安倍・黒田会談のオフレコ部分
昨日の日経新聞2面に、今年2月12日に行われた「安倍・黒田会談」で、議事録から削除するよう要請されたオフレコのやり取りがあった、との記事がありました。黒田日銀総裁は以下のことに懸念を表明しました。
1.「消費増税の先送り決定により日本国債の格付けが下げられ、欧州の一部の銀行は日本国債の保有比率を恒久的に引き下げた。更なる格下げがあれば、この動きがさらに広がる。」2.「銀行の自己資本規制を話し合うバーゼル委員会では、米国ドイツ英国などが、いまはリスクゼロの資産とみなされている自国国債保有残高についても、一定にリスクがあるとして見合いの自己資本を積むべきだと主張している。そうなれば、日本の金融期間は資本増資をするか、国債保有を減らすかしなければならなくなる。」
3.「政府は財政再建も政策の柱として掲げながら、税収増加による歳入増加に甘え、一向に歳出削減に着手する様子は無い。このままだと日本国債が更に格下げされる可能性が高い。」
それに対して安倍首相は、「政府債務は巨額だが、同時に巨額の政府資産があるので、ネットで見ると他国と大きな差は無いことを、格付け会社に説明することが重要。」と回答したとのことです。まさに、経済オンチを露呈したと言えるでしょう。ポイントは2点です。

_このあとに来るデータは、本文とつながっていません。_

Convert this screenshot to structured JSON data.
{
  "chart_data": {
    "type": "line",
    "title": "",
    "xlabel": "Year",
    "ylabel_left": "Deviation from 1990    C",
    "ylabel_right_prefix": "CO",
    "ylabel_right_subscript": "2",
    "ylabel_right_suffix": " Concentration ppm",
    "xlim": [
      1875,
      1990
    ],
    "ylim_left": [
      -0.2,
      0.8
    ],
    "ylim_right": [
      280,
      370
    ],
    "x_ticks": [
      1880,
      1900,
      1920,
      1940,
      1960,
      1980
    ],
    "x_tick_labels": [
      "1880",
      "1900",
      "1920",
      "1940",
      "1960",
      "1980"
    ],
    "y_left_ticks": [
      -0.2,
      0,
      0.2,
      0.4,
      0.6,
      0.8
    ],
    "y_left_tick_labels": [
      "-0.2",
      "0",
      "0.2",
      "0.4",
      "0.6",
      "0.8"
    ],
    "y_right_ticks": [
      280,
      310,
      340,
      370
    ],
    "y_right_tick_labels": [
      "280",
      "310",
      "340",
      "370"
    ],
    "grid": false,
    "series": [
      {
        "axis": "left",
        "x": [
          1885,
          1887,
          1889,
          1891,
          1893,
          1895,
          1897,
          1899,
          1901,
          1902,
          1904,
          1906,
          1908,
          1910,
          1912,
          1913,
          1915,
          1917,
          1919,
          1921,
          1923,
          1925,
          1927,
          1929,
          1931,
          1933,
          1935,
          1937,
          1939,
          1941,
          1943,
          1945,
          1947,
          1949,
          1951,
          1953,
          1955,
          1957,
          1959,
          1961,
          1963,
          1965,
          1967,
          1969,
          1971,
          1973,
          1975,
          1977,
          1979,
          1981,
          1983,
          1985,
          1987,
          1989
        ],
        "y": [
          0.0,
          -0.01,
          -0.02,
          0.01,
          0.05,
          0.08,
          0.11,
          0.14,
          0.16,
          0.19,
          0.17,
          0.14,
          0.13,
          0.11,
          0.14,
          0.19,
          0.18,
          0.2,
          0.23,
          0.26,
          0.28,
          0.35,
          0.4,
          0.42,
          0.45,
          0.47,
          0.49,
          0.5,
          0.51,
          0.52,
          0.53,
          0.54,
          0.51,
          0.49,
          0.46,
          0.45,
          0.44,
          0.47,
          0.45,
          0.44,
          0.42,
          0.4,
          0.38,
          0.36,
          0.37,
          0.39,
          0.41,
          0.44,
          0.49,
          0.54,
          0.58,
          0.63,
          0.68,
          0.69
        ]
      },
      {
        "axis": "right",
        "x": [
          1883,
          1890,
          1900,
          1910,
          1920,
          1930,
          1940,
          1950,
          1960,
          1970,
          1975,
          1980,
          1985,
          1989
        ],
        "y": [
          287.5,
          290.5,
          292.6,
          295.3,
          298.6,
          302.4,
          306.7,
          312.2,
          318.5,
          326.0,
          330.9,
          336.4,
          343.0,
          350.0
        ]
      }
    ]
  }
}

まず、政府債務と政府資産を見るために、日銀の資金循環統計を見ます。直近発表分の2014年12月末時点では、政府債務は1,193兆円、政府資産は552兆円です。差し引くと純債務が641兆円であり、それはGDPの132%の大きさです。「他国と大きな差」があります。また政府資産の内訳ですが、主なものは「証券」が200兆円、「その他」が319兆円です。(「その他」の内訳を調べていて、このコメントを書くのが1日遅れてしまいました。)「証券」は政府が持っている株式(例えばゆうちょ銀行)と投資信託(例えば日銀保有のETF)です。「その他」の中で大きなものは「対外証券投資」であり、190兆円の大部分は外貨準備で保有している米国債です。つまり、政府資産の大部分は流動性がないか、事実上流動性がない(米国債)か、いずれにせよ「絵に描いた餅」なのです。
もっと馬鹿げているのが「格付け会社に説明が必要」という発言です。安倍首相は、格付け会社の調査活動を馬鹿にしているのでしょうか。彼らは上述の政府債務、政府資産の残高や内訳について、当然入念に調査をして格付けを行っているのです。さすがにこの発言には黒田総裁も「説明しても格付けが変わることは無い」と反論したようですが。
結論として言えることは、「安倍政権は歳出削減により財政健全化を図る気は、まったくない」ということです。日本株がピークアウトして明確に下落に転じたとき、すべての化けの皮が剥がれるでしょう。2013年5月23日をもって、私は弱気に転じました。結果としては弱気になるのがずいぶん早すぎ、皆さんにご迷惑をおかけしたと思いますが、いよいよ今年中、それも向こう数カ月以内には局面が大きく変わることに自信を深めています。